D. Afonso IV mandou executar Inês porque punha em risco a soberania portuguesa – pertencia a uma família castelhana, era amante de seu filho D.Pedro I e tinha dele quatro filhos bastardos, possíveis herdeiros do reino. A dor, o infortúnio e a desesperança, acompanham o desenrolar deste verídico e “mítico romance”, com vicissitudes trágicas, incluindo, uma guerra civil entre pai e filho e que culminou, após a morte de D. Afonso IV, com o futuro Rei de Portugal a aniquilar de forma cruel os carrascos de Inês de Castro e a coroar esta, a título póstumo, a rainha. D.Pedro I mandou esculpir dois túmulos, lado a lado, para si e Inês. A figura de Inês, esculpida de corpo inteiro, repousa deitada sobre o seu túmulo, com uma coroa na cabeça, como se tivesse sido outrora rainha. As esculturas do túmulo de D. Pedro narram episódios da vida dos dois apaixonados, desde a vinda para Portugal de Inês, nobre Galega. Este túmulo, que encerra em si mesmo memórias de um período trágico da nossa História, tem sido fonte de inspiração para grandes vultos das artes, designadamente, na literatura, na música, no teatro, nas artes plásticas… Teresa Cortez vai extrair desta lenda arrebatadora o mote de inspiração para a construção das peças referenciadas.

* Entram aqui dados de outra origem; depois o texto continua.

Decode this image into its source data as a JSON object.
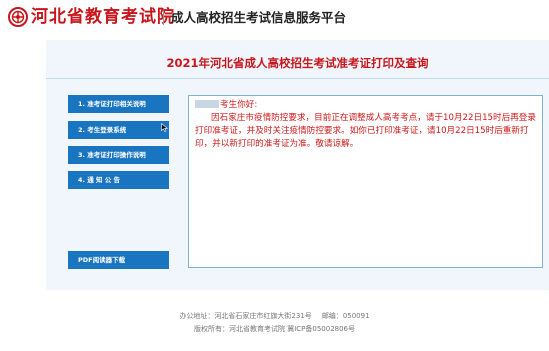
{
  "header": {
    "logo_text": "河北省教育考试院",
    "site_title": "成人高校招生考试信息服务平台",
    "brand_color": "#c8161d"
  },
  "main": {
    "exam_title": "2021年河北省成人高校招生考试准考证打印及查询"
  },
  "sidebar": {
    "items": [
      {
        "label": "1. 准考证打印相关说明"
      },
      {
        "label": "2. 考生登录系统"
      },
      {
        "label": "3. 准考证打印操作说明"
      },
      {
        "label": "4. 通 知 公 告"
      }
    ],
    "download_label": "PDF阅读器下载",
    "accent": "#1a75c1"
  },
  "notice": {
    "greeting": "考生你好:",
    "body": "因石家庄市疫情防控要求，目前正在调整成人高考考点，请于10月22日15时后再登录打印准考证，并及时关注疫情防控要求。如你已打印准考证，请10月22日15时后重新打印，并以新打印的准考证为准。敬请谅解。",
    "text_color": "#d01818"
  },
  "footer": {
    "address_label": "办公地址：",
    "address": "河北省石家庄市红旗大街231号",
    "postcode_label": "邮编：",
    "postcode": "050091",
    "copyright_label": "版权所有：",
    "copyright": "河北省教育考试院",
    "icp": "冀ICP备05002806号"
  }
}
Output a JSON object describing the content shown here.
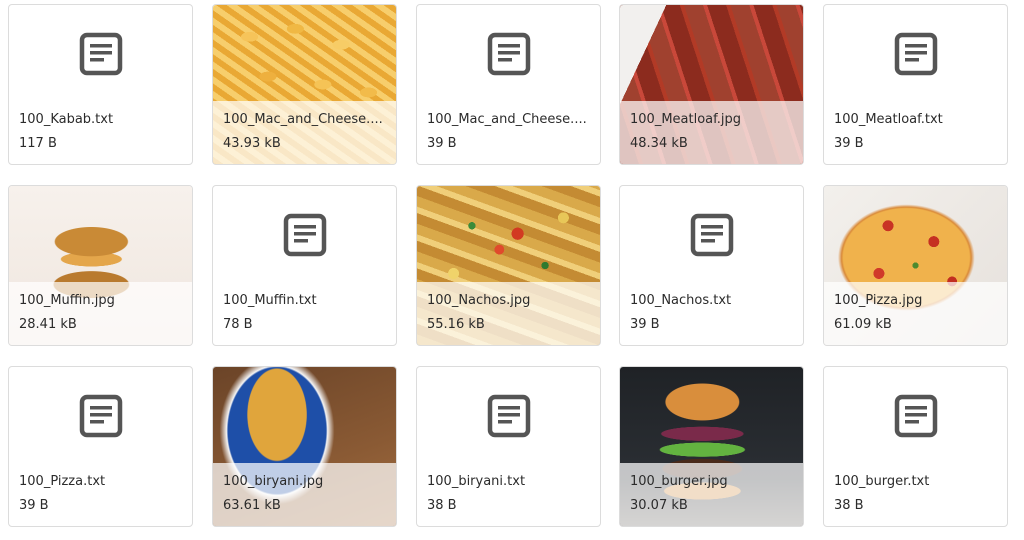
{
  "icons": {
    "text_file": "text-file-icon",
    "icon_color": "#555555"
  },
  "files": [
    {
      "name": "100_Kabab.txt",
      "size": "117 B",
      "kind": "text"
    },
    {
      "name": "100_Mac_and_Cheese....",
      "size": "43.93 kB",
      "kind": "image",
      "thumb": "food-mac"
    },
    {
      "name": "100_Mac_and_Cheese....",
      "size": "39 B",
      "kind": "text"
    },
    {
      "name": "100_Meatloaf.jpg",
      "size": "48.34 kB",
      "kind": "image",
      "thumb": "food-meatloaf"
    },
    {
      "name": "100_Meatloaf.txt",
      "size": "39 B",
      "kind": "text"
    },
    {
      "name": "100_Muffin.jpg",
      "size": "28.41 kB",
      "kind": "image",
      "thumb": "food-muffin"
    },
    {
      "name": "100_Muffin.txt",
      "size": "78 B",
      "kind": "text"
    },
    {
      "name": "100_Nachos.jpg",
      "size": "55.16 kB",
      "kind": "image",
      "thumb": "food-nachos"
    },
    {
      "name": "100_Nachos.txt",
      "size": "39 B",
      "kind": "text"
    },
    {
      "name": "100_Pizza.jpg",
      "size": "61.09 kB",
      "kind": "image",
      "thumb": "food-pizza"
    },
    {
      "name": "100_Pizza.txt",
      "size": "39 B",
      "kind": "text"
    },
    {
      "name": "100_biryani.jpg",
      "size": "63.61 kB",
      "kind": "image",
      "thumb": "food-biryani"
    },
    {
      "name": "100_biryani.txt",
      "size": "38 B",
      "kind": "text"
    },
    {
      "name": "100_burger.jpg",
      "size": "30.07 kB",
      "kind": "image",
      "thumb": "food-burger"
    },
    {
      "name": "100_burger.txt",
      "size": "38 B",
      "kind": "text"
    }
  ]
}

As placas que a figuram são uma alegoria à paixão que perdura no tempo: o ícone do amor ilimitado. Em nenhuma das peças, de uma delicadeza extrema, identificamos sinais que indiciem a tragédia. Teresa Cortez captura, mais uma vez, a expressão da Alegria e põe de lado quaisquer intromissões perturbadoras -a rainha é coroada e apresentada com cores alegres ou com o vermelho que eterniza a vida. O coração é o símbolo da entrega, da satisfação amorosa plena dos dois enamorados. A autora, também aqui, cria a fantasia na história dos seus trabalhos – recordando as palavras de Camões que dramatiza o acontecido:
Estavas, linda Inês, posta em sossego,
De teus anos colhendo doce fruito,
Naquele engano da alma, ledo e cego,
Que a fortuna não deixa durar muito (…)
Teresa Cortez exalta exclusivamente o edílico da história, designadamente, dando volume às formas que destacam o rosto da linda Inês.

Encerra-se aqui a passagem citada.